La parabole du blé et de l’ivraie nous invite à adopter une attitude profondément chrétienne : discerner sans tomber dans le relativisme, défendre la vérité sans perdre la charité, combattre le péché sans haïr le pécheur, et faire confiance à Dieu qui continue de conduire l’histoire même lorsque le mal semble l’emporter.
Elle interpelle également chaque baptisé afin qu’il devienne du « blé » au milieu du monde : une présence humble, féconde et discrète qui porte du fruit pour la gloire de Dieu et le bien de ses frères.
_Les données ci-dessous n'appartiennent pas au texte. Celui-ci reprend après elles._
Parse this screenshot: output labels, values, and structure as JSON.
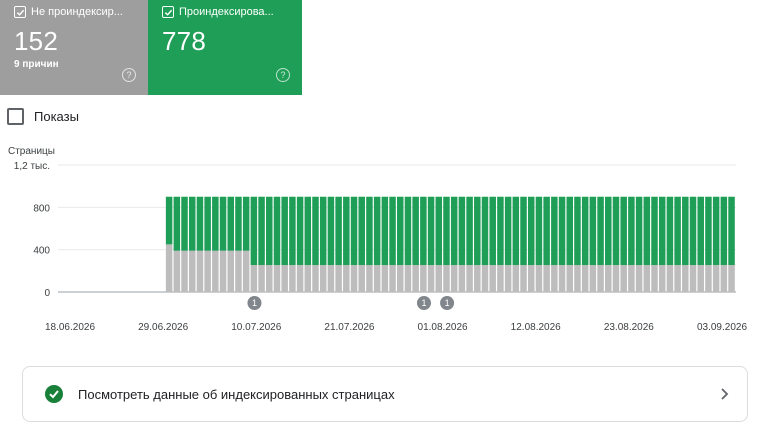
{
  "cards": {
    "not_indexed": {
      "label": "Не проиндексир...",
      "value": "152",
      "sub": "9 причин",
      "color": "#9e9e9e",
      "checked": true
    },
    "indexed": {
      "label": "Проиндексирова...",
      "value": "778",
      "color": "#1e9e57",
      "checked": true
    }
  },
  "impressions_toggle": {
    "label": "Показы",
    "checked": false
  },
  "chart_data": {
    "type": "bar",
    "stacked": true,
    "ylabel": "Страницы",
    "yticks": [
      "1,2 тыс.",
      "800",
      "400",
      "0"
    ],
    "ylim": [
      0,
      1200
    ],
    "grid": true,
    "xtick_labels": [
      "18.06.2026",
      "29.06.2026",
      "10.07.2026",
      "21.07.2026",
      "01.08.2026",
      "12.08.2026",
      "23.08.2026",
      "03.09.2026"
    ],
    "annotations": [
      {
        "category_index": 25,
        "label": "1"
      },
      {
        "category_index": 47,
        "label": "1"
      },
      {
        "category_index": 50,
        "label": "1"
      }
    ],
    "series": [
      {
        "color": "#bdbdbd",
        "values": [
          0,
          0,
          0,
          0,
          0,
          0,
          0,
          0,
          0,
          0,
          0,
          0,
          0,
          0,
          450,
          390,
          390,
          390,
          390,
          390,
          390,
          390,
          390,
          390,
          390,
          255,
          255,
          255,
          255,
          255,
          255,
          255,
          255,
          255,
          255,
          255,
          255,
          255,
          255,
          255,
          255,
          255,
          255,
          255,
          255,
          255,
          255,
          255,
          255,
          255,
          255,
          255,
          255,
          255,
          255,
          255,
          255,
          255,
          255,
          255,
          255,
          255,
          255,
          255,
          255,
          255,
          255,
          255,
          255,
          255,
          255,
          255,
          255,
          255,
          255,
          255,
          255,
          255,
          255,
          255,
          255,
          255,
          255,
          255,
          255,
          255,
          255,
          255
        ]
      },
      {
        "color": "#1e9e57",
        "values": [
          0,
          0,
          0,
          0,
          0,
          0,
          0,
          0,
          0,
          0,
          0,
          0,
          0,
          0,
          450,
          510,
          510,
          510,
          510,
          510,
          510,
          510,
          510,
          510,
          510,
          645,
          645,
          645,
          645,
          645,
          645,
          645,
          645,
          645,
          645,
          645,
          645,
          645,
          645,
          645,
          645,
          645,
          645,
          645,
          645,
          645,
          645,
          645,
          645,
          645,
          645,
          645,
          645,
          645,
          645,
          645,
          645,
          645,
          645,
          645,
          645,
          645,
          645,
          645,
          645,
          645,
          645,
          645,
          645,
          645,
          645,
          645,
          645,
          645,
          645,
          645,
          645,
          645,
          645,
          645,
          645,
          645,
          645,
          645,
          645,
          645,
          645,
          645
        ]
      }
    ]
  },
  "details_link": {
    "label": "Посмотреть данные об индексированных страницах"
  }
}
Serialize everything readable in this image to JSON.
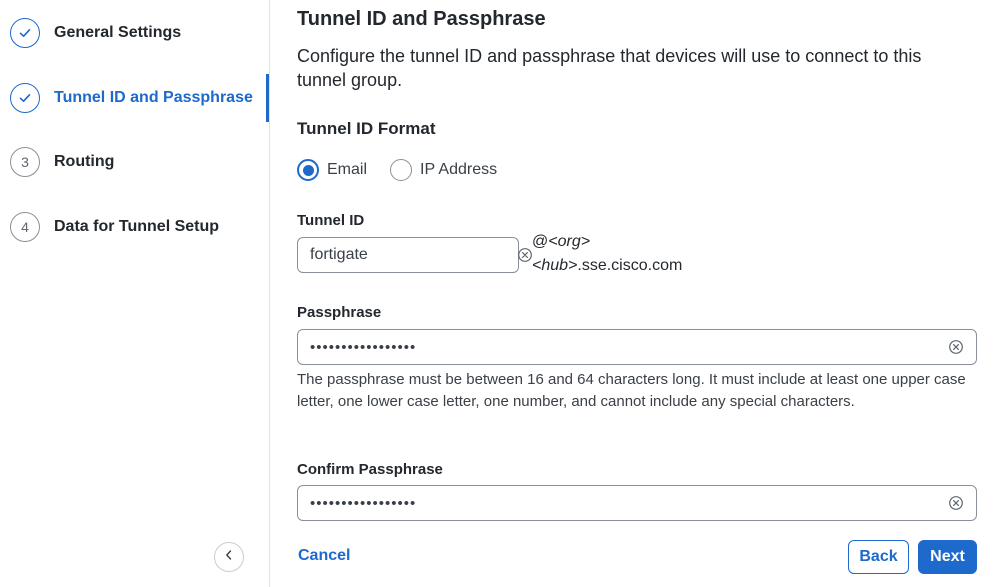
{
  "sidebar": {
    "steps": [
      {
        "label": "General Settings",
        "marker": "",
        "state": "done"
      },
      {
        "label": "Tunnel ID and Passphrase",
        "marker": "",
        "state": "active"
      },
      {
        "label": "Routing",
        "marker": "3",
        "state": "todo"
      },
      {
        "label": "Data for Tunnel Setup",
        "marker": "4",
        "state": "todo"
      }
    ],
    "collapse_icon": "chevron-left-icon"
  },
  "main": {
    "title": "Tunnel ID and Passphrase",
    "description": "Configure the tunnel ID and passphrase that devices will use to connect to this tunnel group.",
    "format_section": {
      "title": "Tunnel ID Format",
      "options": [
        {
          "label": "Email",
          "checked": true
        },
        {
          "label": "IP Address",
          "checked": false
        }
      ]
    },
    "tunnel_id": {
      "label": "Tunnel ID",
      "value": "fortigate",
      "suffix_at": "@",
      "suffix_org": "<org>",
      "suffix_hub": "<hub>",
      "suffix_domain": ".sse.cisco.com"
    },
    "passphrase": {
      "label": "Passphrase",
      "value": "•••••••••••••••••",
      "helper": "The passphrase must be between 16 and 64 characters long. It must include at least one upper case letter, one lower case letter, one number, and cannot include any special characters."
    },
    "confirm_passphrase": {
      "label": "Confirm Passphrase",
      "value": "•••••••••••••••••"
    }
  },
  "footer": {
    "cancel_label": "Cancel",
    "back_label": "Back",
    "next_label": "Next"
  },
  "colors": {
    "accent": "#1d69cc",
    "border": "#8a9099",
    "text": "#23282e"
  }
}
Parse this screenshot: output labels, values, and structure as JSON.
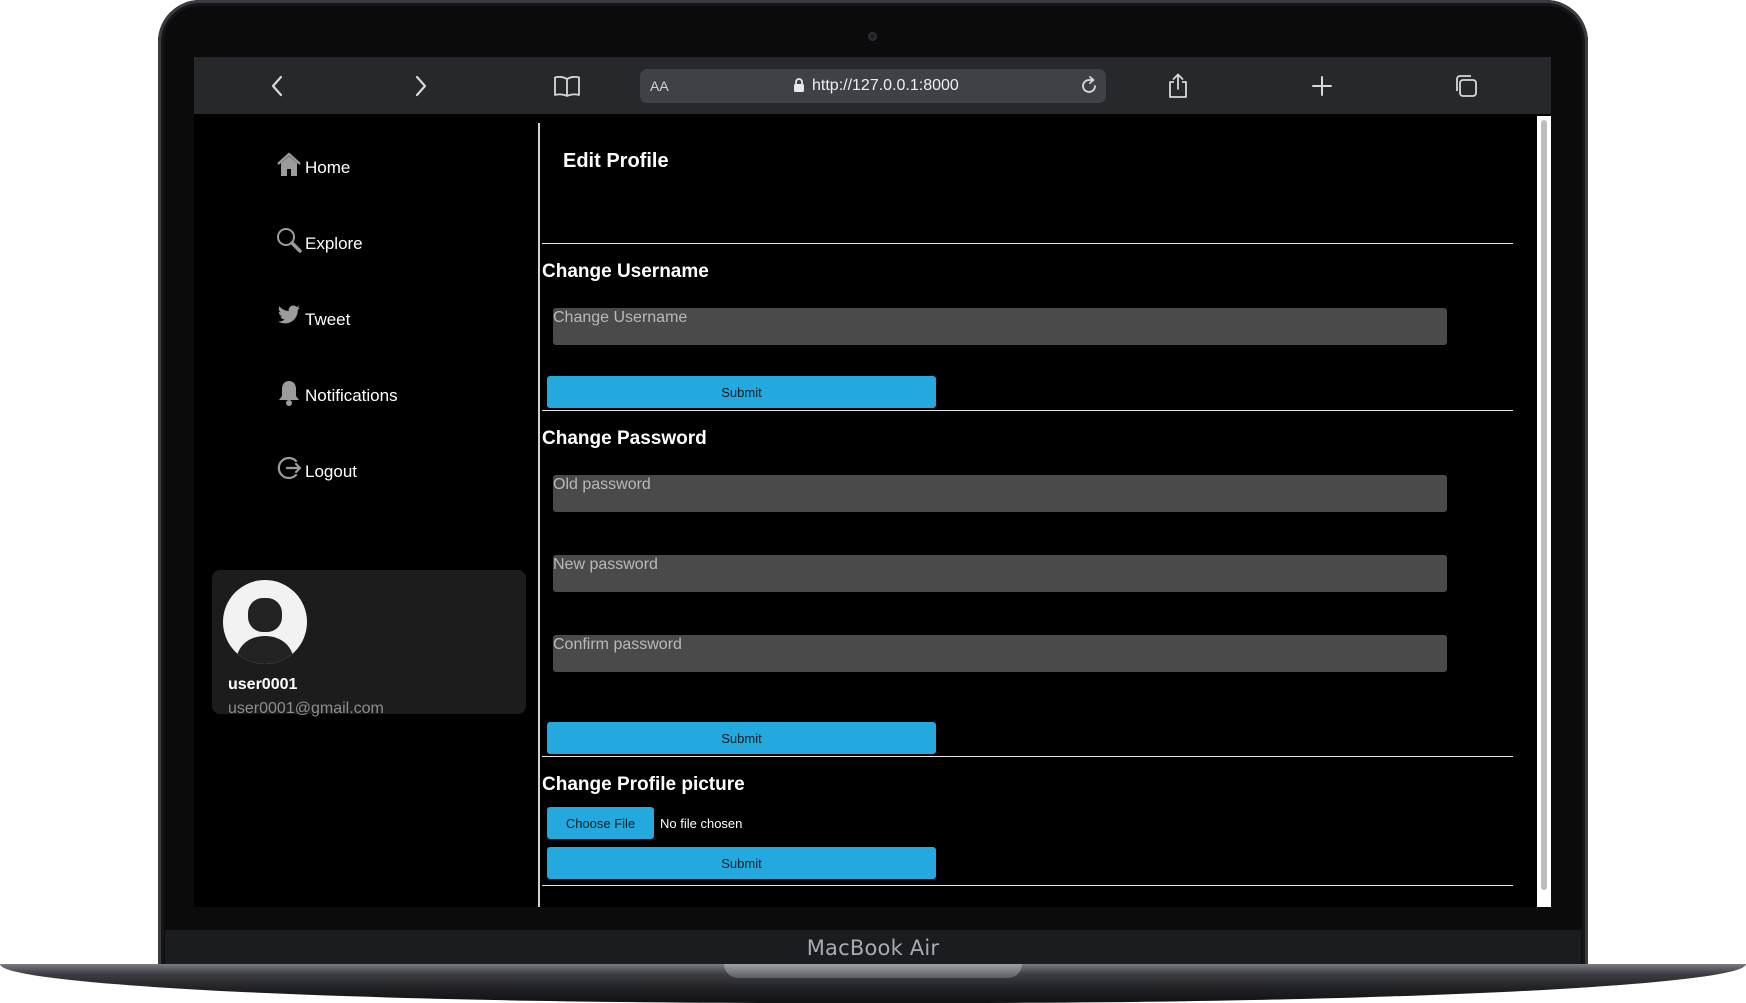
{
  "device": {
    "brand_label": "MacBook Air"
  },
  "browser": {
    "aa_label": "AA",
    "url": "http://127.0.0.1:8000",
    "buttons": [
      "back",
      "forward",
      "bookmarks",
      "reader-aa",
      "reload",
      "share",
      "new-tab",
      "tabs-overview"
    ]
  },
  "sidebar": {
    "items": [
      {
        "label": "Home",
        "icon": "home-icon"
      },
      {
        "label": "Explore",
        "icon": "search-icon"
      },
      {
        "label": "Tweet",
        "icon": "bird-icon"
      },
      {
        "label": "Notifications",
        "icon": "bell-icon"
      },
      {
        "label": "Logout",
        "icon": "logout-icon"
      }
    ],
    "profile": {
      "username": "user0001",
      "email": "user0001@gmail.com"
    }
  },
  "main": {
    "title": "Edit Profile",
    "username_section": {
      "title": "Change Username",
      "placeholder": "Change Username",
      "submit_label": "Submit"
    },
    "password_section": {
      "title": "Change Password",
      "old_placeholder": "Old password",
      "new_placeholder": "New password",
      "confirm_placeholder": "Confirm password",
      "submit_label": "Submit"
    },
    "picture_section": {
      "title": "Change Profile picture",
      "choose_label": "Choose File",
      "file_status": "No file chosen",
      "submit_label": "Submit"
    }
  },
  "colors": {
    "accent": "#23a9de",
    "background": "#000000",
    "input_bg": "#4a4a4a",
    "card_bg": "#1c1c1c"
  }
}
Le chrétien est appelé à semer la paix là où règne la haine, la vérité là où règne la confusion, l’espérance là où domine le découragement, et la sainteté dans une culture qui a souvent oublié Dieu.
Conclusion : quelle semence laissons-nous grandir ?
La parabole du blé et de l’ivraie n’est pas seulement une explication de l’origine du mal.
Elle est avant tout une invitation à l’espérance et à la conversion.
Le Christ nous rappelle que Dieu n’a pas perdu le contrôle de l’histoire.
L’ennemi peut semer l’ivraie, mais il ne pourra jamais détruire définitivement le champ du Seigneur.
La patience de Dieu est une occasion de changer de vie, de grandir dans la sainteté et de collaborer à Son œuvre de salut.
Chaque jour, par nos décisions, nos paroles et nos actions, nous permettons soit au blé de la grâce de grandir en nous, soit à l’ivraie du péché d’y prendre racine.
Le Seigneur continue de semer la bonne semence par la puissance de Sa Parole, des sacrements et de l’action du Saint-Esprit.
Notre réponse libre déterminera le fruit que nous porterons.
À la fin viendra la moisson.
Alors disparaîtront les apparences, les masques et les confusions.
Seul demeurera ce qui aura été semé dans l’amour de Dieu.
Ainsi, la grande question que cette parabole adresse à chaque croyant n’est pas de savoir qui est l’ivraie autour de nous, mais si nous permettons au Christ de faire mûrir en nous le bon blé qui, selon la promesse de l’Évangile, brillera un jour comme le soleil dans le Royaume du Père.